Monday, 17 May 2010

Kononov War Crimes Judgment Issued by European Court of Human Rights Grand Chamber

The Grand Chamber of the European Court of Human Rights today issued its ruling in Kononov v. Latvia, dismissing the complaint based upon article 7 of the European Convention and the alleged retroactive prosecution of war crimes committed by the applicant in 1944. The ruling reverses a decision of a Chamber of the Court in 2008. I acted as counsel to Latvia in the case before the Grand Chamber.
The decision affirms that the conviction of Kononov with respect to a massacre of villagers that took place in Nazi-occupied Latvia in early 1944 did not constitute retroactive prosecution. International war crimes were sufficiently clear as a legal concept at the time as to respond to the requirements that crimes be 'foreseeable' and 'accessible'.
Kononov had been the leader of a small band of partisans who were operating behind Nazi lines. They entered the village and executed nine people who were suspected of Nazi sympathies. The Chamber of the Court, in the 2008 reuling, had debated whether the villagers could be described as combatants. Concluding this to be the case, it held that their summary execution was not a crime under the laws of war as they were known at the time.
The Grand Chamber today took a different perspective. Without ruling on the issue, it said it would take the applicant’s argument at its highest, and assume that the victims were combatants. But it said that even if they were in fact combatants, at the time they were murdered there was no suggestion of armed activity, they were therefore hors de combat and could not be executed. This is what I had argued before the Grand Chamber last May at the oral hearing.
Three of the seventeen judges dissented. They adopted the very general proposition that international war crimes were not adequately defined in 1944. and that therefore the prosecution in Latvia (which actually took place in the 1990s) violated the prohibition on retroactive prosecution found in article 7(1) of the European Convention. In effect, they also said that the Nuremberg trial should be deemed a violation of article 7(1) of the European Convention.

5 comments:

Brian said...

Well done. I'm glad the Grand Chamber was willing to time this so perfectly with your presentation on retroactivity during the seminar.

WILLIAM said...

Nice note at the end (re Nuremberg)!
Bill Hartzog

Not for publication just a note to you.

Alex L said...

I really and trully hope Mr. W. A. Schabas will not pass over in silence when Latvia will procede glorifying former nazis, who murdered not few alledged collaborants, but approximitily 100,000 Jews. The murders were carried out mostly by Latvian subunits – for example, by the SS-Sonderkommando led by Viktors Arajs.
Right now, the Europe's highest court ruling puts almost any surviving resistance fighter in Europe unlucky enough to have killed a Hitlerite or his accomplice in jeopardy of trial.

Denis said...

I must admit I have seen little materials with respect to this case, but I wonder why this is ever being considered as a war crime? The nazi collaborators met Russian partisan troops armed although maybe opted not to fight them or probably the partisans advanced too quickly for them to react that they therefore could have been caught napping (which was not something unsusual for the partisans to do).
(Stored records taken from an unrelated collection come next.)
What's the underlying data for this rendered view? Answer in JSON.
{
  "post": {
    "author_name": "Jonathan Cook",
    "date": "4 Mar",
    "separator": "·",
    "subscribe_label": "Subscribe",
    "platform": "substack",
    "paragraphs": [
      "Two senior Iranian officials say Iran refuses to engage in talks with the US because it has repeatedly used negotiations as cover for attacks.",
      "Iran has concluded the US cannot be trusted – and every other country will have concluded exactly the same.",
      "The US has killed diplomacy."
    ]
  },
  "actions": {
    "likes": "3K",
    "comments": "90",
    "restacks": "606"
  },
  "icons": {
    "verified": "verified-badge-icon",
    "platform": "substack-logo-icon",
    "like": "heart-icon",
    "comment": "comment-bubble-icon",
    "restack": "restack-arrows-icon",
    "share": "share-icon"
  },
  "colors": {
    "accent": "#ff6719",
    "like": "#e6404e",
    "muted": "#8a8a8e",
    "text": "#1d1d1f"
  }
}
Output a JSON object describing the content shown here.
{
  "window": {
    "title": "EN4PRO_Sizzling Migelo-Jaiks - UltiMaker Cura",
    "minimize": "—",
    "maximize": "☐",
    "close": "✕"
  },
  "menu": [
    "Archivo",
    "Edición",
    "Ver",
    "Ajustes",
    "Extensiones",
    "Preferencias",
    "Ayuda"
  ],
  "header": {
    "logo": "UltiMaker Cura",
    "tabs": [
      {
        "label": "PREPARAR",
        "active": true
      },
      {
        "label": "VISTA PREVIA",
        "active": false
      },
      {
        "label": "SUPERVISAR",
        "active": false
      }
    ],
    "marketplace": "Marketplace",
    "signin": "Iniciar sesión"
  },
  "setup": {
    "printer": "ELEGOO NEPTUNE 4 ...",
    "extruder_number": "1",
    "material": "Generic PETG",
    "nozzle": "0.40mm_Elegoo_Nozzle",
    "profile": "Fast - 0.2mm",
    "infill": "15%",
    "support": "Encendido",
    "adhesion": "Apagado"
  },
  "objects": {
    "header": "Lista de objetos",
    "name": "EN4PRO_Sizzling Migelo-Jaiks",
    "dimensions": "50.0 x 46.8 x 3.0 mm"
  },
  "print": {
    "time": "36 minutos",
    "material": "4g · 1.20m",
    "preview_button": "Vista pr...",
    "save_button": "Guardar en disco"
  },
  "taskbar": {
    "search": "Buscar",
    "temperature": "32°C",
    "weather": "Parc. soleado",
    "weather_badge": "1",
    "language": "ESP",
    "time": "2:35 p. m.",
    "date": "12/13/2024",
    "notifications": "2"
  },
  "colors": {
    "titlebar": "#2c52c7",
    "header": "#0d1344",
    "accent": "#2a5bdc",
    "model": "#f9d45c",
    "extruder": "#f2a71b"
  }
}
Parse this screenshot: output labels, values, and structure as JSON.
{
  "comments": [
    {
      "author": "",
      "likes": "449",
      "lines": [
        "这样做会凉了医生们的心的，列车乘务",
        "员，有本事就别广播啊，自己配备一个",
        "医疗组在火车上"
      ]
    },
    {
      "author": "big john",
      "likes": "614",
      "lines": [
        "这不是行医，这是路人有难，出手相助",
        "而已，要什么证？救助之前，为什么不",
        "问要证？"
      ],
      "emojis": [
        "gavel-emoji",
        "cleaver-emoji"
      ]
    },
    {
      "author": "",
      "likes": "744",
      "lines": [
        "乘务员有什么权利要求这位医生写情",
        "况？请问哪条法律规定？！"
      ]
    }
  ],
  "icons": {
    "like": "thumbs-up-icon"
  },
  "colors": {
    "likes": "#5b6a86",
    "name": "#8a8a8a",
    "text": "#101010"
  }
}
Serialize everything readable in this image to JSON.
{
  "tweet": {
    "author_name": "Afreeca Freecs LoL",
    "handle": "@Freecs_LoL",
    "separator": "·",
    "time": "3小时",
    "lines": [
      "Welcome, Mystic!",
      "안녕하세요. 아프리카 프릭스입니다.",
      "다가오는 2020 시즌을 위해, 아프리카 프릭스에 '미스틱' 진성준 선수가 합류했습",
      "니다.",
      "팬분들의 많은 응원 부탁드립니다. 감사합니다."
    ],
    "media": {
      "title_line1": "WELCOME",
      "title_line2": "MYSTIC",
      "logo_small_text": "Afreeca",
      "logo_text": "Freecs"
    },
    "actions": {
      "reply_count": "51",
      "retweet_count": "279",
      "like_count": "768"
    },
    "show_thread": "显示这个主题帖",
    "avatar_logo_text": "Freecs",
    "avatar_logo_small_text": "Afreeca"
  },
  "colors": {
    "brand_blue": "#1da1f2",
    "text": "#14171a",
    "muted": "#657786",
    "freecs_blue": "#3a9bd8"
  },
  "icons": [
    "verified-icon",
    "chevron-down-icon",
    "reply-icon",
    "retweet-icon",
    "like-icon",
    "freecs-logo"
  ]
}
Then, if so, a Russian army commander had a lawful right to execute the treators- Latvia was a part of the USSR since 1940, therefore anyone who had been supporting nazis, e.g. receiving weaponry from nazis- with obviously no other means as to fight the Soviet troops, was a collaborator and combatant- any army at that time would execute traitors immediately. He, in his capacity of a regular Soviet Army commander (and partisan troops by 1944 were already considered such) had a lawful right to decide on the matter.
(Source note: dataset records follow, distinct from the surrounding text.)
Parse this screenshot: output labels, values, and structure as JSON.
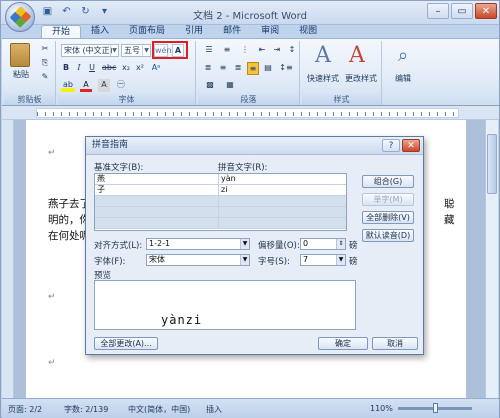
{
  "app": {
    "title": "文档 2 - Microsoft Word"
  },
  "tabs": [
    "开始",
    "插入",
    "页面布局",
    "引用",
    "邮件",
    "审阅",
    "视图"
  ],
  "ribbon": {
    "paste_label": "粘贴",
    "clipboard_group": "剪贴板",
    "font_group": "字体",
    "paragraph_group": "段落",
    "styles_group": "样式",
    "font_name": "宋体 (中文正)",
    "font_size": "五号",
    "quick_styles": "快速样式",
    "change_styles": "更改样式",
    "editing": "编辑"
  },
  "document": {
    "lines": [
      "燕子去了，",
      "明的，你告",
      "在何处呢？"
    ],
    "right_chars": [
      "聪",
      "藏"
    ]
  },
  "statusbar": {
    "page": "页面: 2/2",
    "words": "字数: 2/139",
    "language": "中文(简体，中国)",
    "mode": "插入",
    "zoom": "110%"
  },
  "dialog": {
    "title": "拼音指南",
    "base_text_label": "基准文字(B):",
    "ruby_text_label": "拼音文字(R):",
    "rows": [
      {
        "base": "燕",
        "ruby": "yàn"
      },
      {
        "base": "子",
        "ruby": "zi"
      }
    ],
    "buttons": {
      "group": "组合(G)",
      "mono": "单字(M)",
      "clear_all": "全部删除(V)",
      "default": "默认读音(D)",
      "change_all": "全部更改(A)...",
      "ok": "确定",
      "cancel": "取消"
    },
    "alignment_label": "对齐方式(L):",
    "alignment_value": "1-2-1",
    "offset_label": "偏移量(O):",
    "offset_value": "0",
    "offset_unit": "磅",
    "font_label": "字体(F):",
    "font_value": "宋体",
    "size_label": "字号(S):",
    "size_value": "7",
    "size_unit": "磅",
    "preview_label": "预览",
    "preview_text": "yànzi"
  }
}
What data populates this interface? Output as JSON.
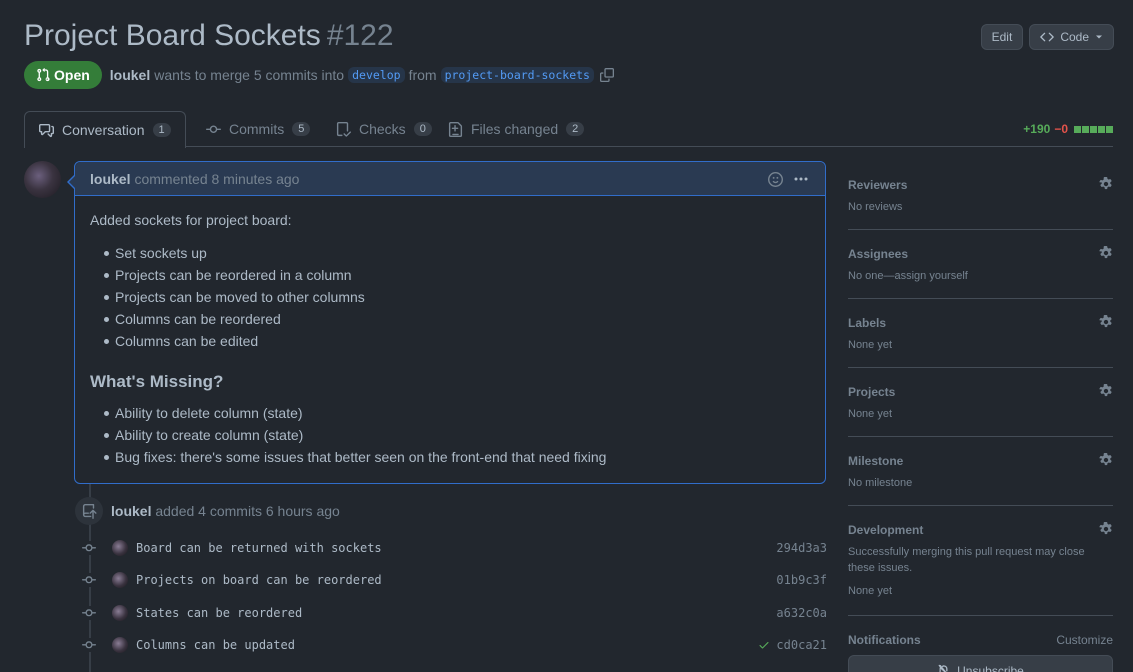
{
  "header": {
    "title": "Project Board Sockets",
    "number": "#122",
    "edit_label": "Edit",
    "code_label": "Code"
  },
  "meta": {
    "state": "Open",
    "author": "loukel",
    "merge_text": "wants to merge 5 commits into",
    "base_branch": "develop",
    "from_text": "from",
    "head_branch": "project-board-sockets"
  },
  "tabs": [
    {
      "label": "Conversation",
      "count": "1"
    },
    {
      "label": "Commits",
      "count": "5"
    },
    {
      "label": "Checks",
      "count": "0"
    },
    {
      "label": "Files changed",
      "count": "2"
    }
  ],
  "diffstat": {
    "additions": "+190",
    "deletions": "−0"
  },
  "comment": {
    "author": "loukel",
    "action": "commented 8 minutes ago",
    "intro": "Added sockets for project board:",
    "items": [
      "Set sockets up",
      "Projects can be reordered in a column",
      "Projects can be moved to other columns",
      "Columns can be reordered",
      "Columns can be edited"
    ],
    "heading": "What's Missing?",
    "missing": [
      "Ability to delete column (state)",
      "Ability to create column (state)",
      "Bug fixes: there's some issues that better seen on the front-end that need fixing"
    ]
  },
  "timeline": {
    "author": "loukel",
    "action": "added 4 commits 6 hours ago",
    "commits": [
      {
        "message": "Board can be returned with sockets",
        "sha": "294d3a3"
      },
      {
        "message": "Projects on board can be reordered",
        "sha": "01b9c3f"
      },
      {
        "message": "States can be reordered",
        "sha": "a632c0a"
      },
      {
        "message": "Columns can be updated",
        "sha": "cd0ca21"
      }
    ]
  },
  "sidebar": {
    "reviewers": {
      "title": "Reviewers",
      "value": "No reviews"
    },
    "assignees": {
      "title": "Assignees",
      "value": "No one—assign yourself"
    },
    "labels": {
      "title": "Labels",
      "value": "None yet"
    },
    "projects": {
      "title": "Projects",
      "value": "None yet"
    },
    "milestone": {
      "title": "Milestone",
      "value": "No milestone"
    },
    "development": {
      "title": "Development",
      "desc": "Successfully merging this pull request may close these issues.",
      "value": "None yet"
    },
    "notifications": {
      "title": "Notifications",
      "customize": "Customize",
      "unsubscribe": "Unsubscribe"
    }
  },
  "colors": {
    "accent": "#316dca",
    "success": "#347d39",
    "danger": "#e5534b",
    "bg": "#22272e"
  },
  "icons": [
    "git-pull-request-icon",
    "copy-icon",
    "code-icon",
    "comment-discussion-icon",
    "git-commit-icon",
    "checklist-icon",
    "file-diff-icon",
    "smiley-icon",
    "kebab-horizontal-icon",
    "repo-push-icon",
    "gear-icon",
    "check-icon",
    "bell-slash-icon"
  ]
}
Pursuing absurd logic further, Borman, Hitler or other nazis could have been excused from his crimes if they would not resist when caught.

Luckily, the Grand Chamber has agreed that they persons were indeed were combatants.

Anyway, the Grand Chamber says that they we hors de combat, but how does this correspond with the fact that they had guns with them?

I understand it had to be something similar to what German SS did in Finland: these "villagers" were supposed to fight and kill the Soviet army militants.

I am not really an expert in these matters, but is not that the combatants traitors caught with weapons in the war field should be a good reason for a small scout unit to execute the SS militants ?

As to comments the tone of the comment it looks like there is too much of anti-Russian hysteria in Latvia.

It is sad that you guys do not find the guts to confess that you were on a very very very wrong side.

The world was on the edge of a total disaster, and you should not now toy with it whether you think you have good reasons or not. The reason you can find here: http://en.wikipedia.org/wiki/Salaspils_concentration_camp

Lubomir Majercik said...

"In effect, they also said that the Nuremberg trial should be deemed a violation of article 7(1) of the European Convention."

I respectfully disagree with the last sentence. The dissenting judges (both Rozakin, Tulken, Spielmann, Jebens and Costa, Kalaydjieva, Poalelungi) note that it was in 1944, before Nuremberg and Tokyo, when the individual criminal responsibility had not yet attained a degree of sophistication and completeness. They all emphasize the constituting role of Nuremberg. This does not suggest anything mentioned in the last sentence of the post. Given this wording and given the "Groatian moment" character of the Nuremberg trials the Court might find Nuremberg trials in line with Article 7.